Matt Patricia Can Go Ahead and Take a Nap Because the Detroit Lions Aren't Worth Losing Sleep Over
By Kyle Koster
Matt Patricia learned from the very best. Bill Belichick taught him how to win the biggest games with great regularity. He also showed his young squire how to adopt all the affectations of a singularly focused, hardscrabble football coach.
Neither can be bothered to clean up and put on real clothes. The more slovenly a football guy looks, the more serious. Who has time to attend to personal hygiene when there’s tape to eat? Neither has time for the press, who must be talked down to and treated like an annoying child in the backseat asking if they’re there yet at ever exit.
Although both guys are acutely aware of what’s being written and said and care more than they let on.
The act works better — in fact it only works — if buoyed by on-field success. Patricia walked into Detroit and believed Same Old Lions was only mysticism. It’s not. It’s very real.
Anyone who thinks otherwise is welcome to point out to me how Week 1 against the Arizona Cardinals wasn’t pure, uncut Lions. An epic fourth-quarter meltdown took away all hope for a productive season and should leave a metallic taste in the mouth of all the sad, tortured Michiganders who tune in thinking that this year, somehow, will be different.

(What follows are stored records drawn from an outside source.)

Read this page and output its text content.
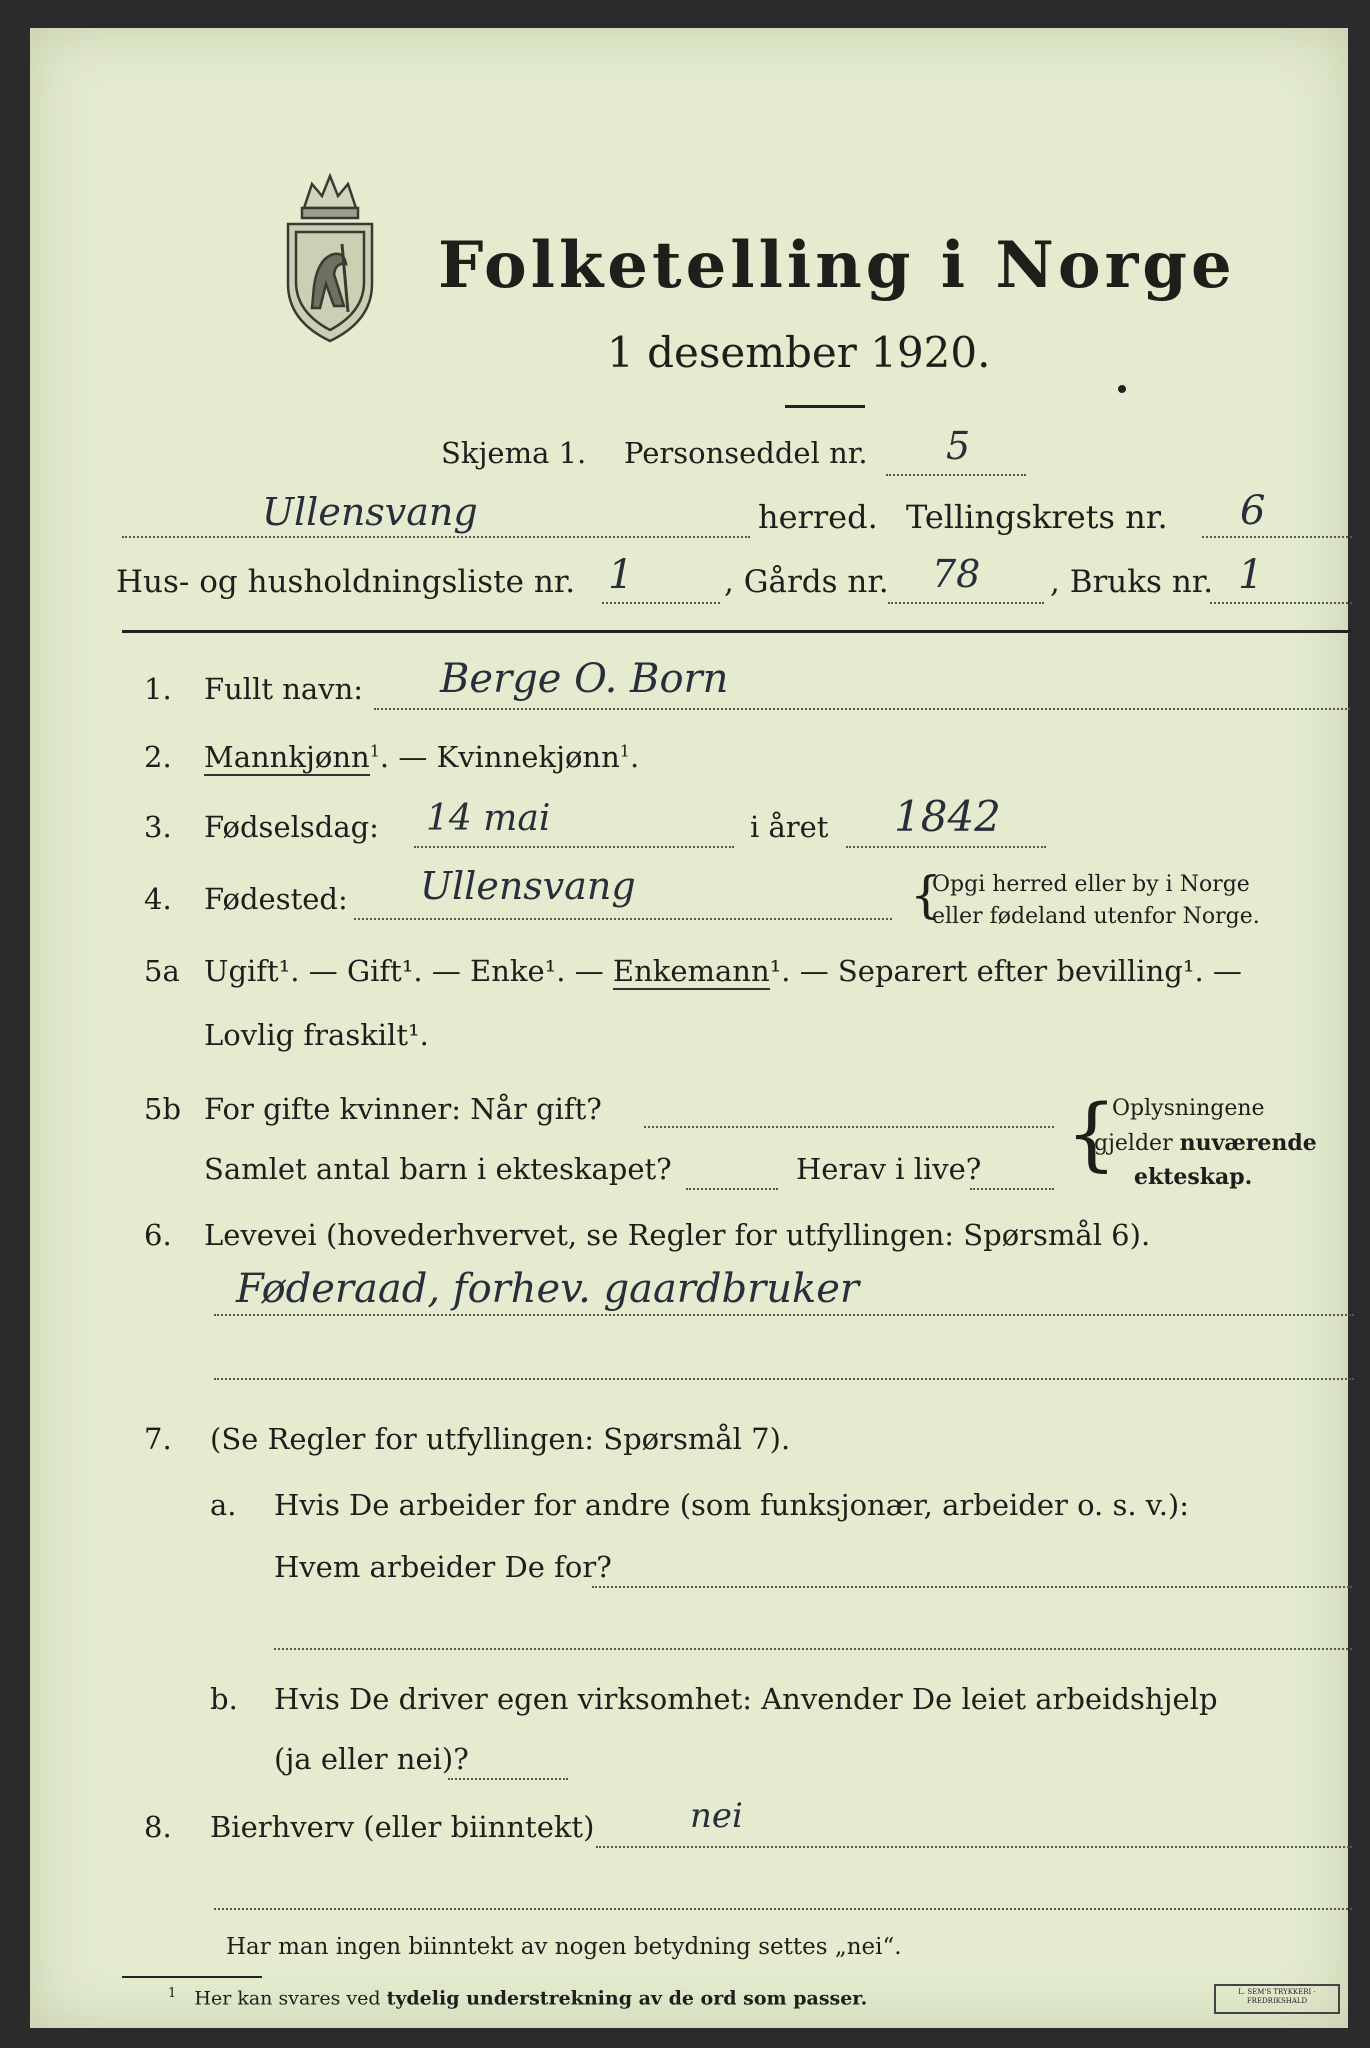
Folketelling i Norge
1 desember 1920.
Skjema 1. Personseddel nr. 5
Ullensvang	herred. Tellingskrets nr. 6
Hus- og husholdningsliste nr. 1	, Gårds nr. 78 , Bruks nr. 1
1. Fullt navn: Berge O. Born
2. Mannkjønn$^1$. — Kvinnekjønn$^1$.
3. Fødselsdag: 14 mai	i året 1842
4. Fødested: Ullensvang	{
Opgi herred eller by i Norge
eller fødeland utenfor Norge.
5a Ugift¹. — Gift¹. — Enke¹. — Enkemann¹. — Separert efter bevilling¹. —
Lovlig fraskilt¹.
5b For gifte kvinner: Når gift?
Samlet antal barn i ekteskapet?	Herav i live? {
Oplysningene
gjelder nuværende
ekteskap.
6. Levevei (hovederhvervet, se Regler for utfyllingen: Spørsmål 6).
Føderaad, forhev. gaardbruker
7. (Se Regler for utfyllingen: Spørsmål 7).
a. Hvis De arbeider for andre (som funksjonær, arbeider o. s. v.):
Hvem arbeider De for?
b. Hvis De driver egen virksomhet: Anvender De leiet arbeidshjelp
(ja eller nei)?
8. Bierhverv (eller biinntekt)	nei
Har man ingen biinntekt av nogen betydning settes „nei“.
$^1$ Her kan svares ved tydelig understrekning av de ord som passer.	L. SEM'S TRYKKERI · FREDRIKSHALD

Patricia took responsibility for calling timeout just before a third-down conversion that would have salted the game away for Detroit. It’s cool that he’s owning the mistake — and it was understandable in the moment. But it’s at moments like these that the whole Obsessed Football Coach shtick rings even more ridiculous.
Patricia, a big office rat, let it be known that he didn’t sleep Sunday night after the loss.
Good to see that mattress is not getting any use.
No one, of course, needs to know this. It’s a not-so-subtle humble brag supposedly proving a coach works harder than anyone else. But maybe, just maybe, it’d be helpful for Patricia to take one of the 1,440 minutes in the waking day to realize he can trust his veteran quarterback in key moments. What good is around-the-clock work if there’s never an epiphany that sometimes you just have to let go?
One wonders what the Lions’ record would be in the 17 games Patricia has been at the helm if he took his foot off the pedal. Imagine winning six of those contests. That’d be horrible. Definitely something to lose sleep over.
You probably don’t have to read very hard to feel the beaten-down, apathetic vibes here. That’s what 35 years of absolute soul-crushing professional football will do to a guy. I’ve just seen too many people I love lost to caring about the freaking Lions. Or, at least, letting the inevitable failure have a negative impact.
It’d be great if Patricia turns out to be the guy who pulls this sunken ship off the bottom of the ocean. I’m not rooting against him.
But he can go ahead and rest easy knowing that sneaking a few winks here or there won’t make things worse. In fact, had he dozed off late in the fourth quarter Sunday, perhaps the Lions are 1-0.
Every Honolulu blue has a silver lining.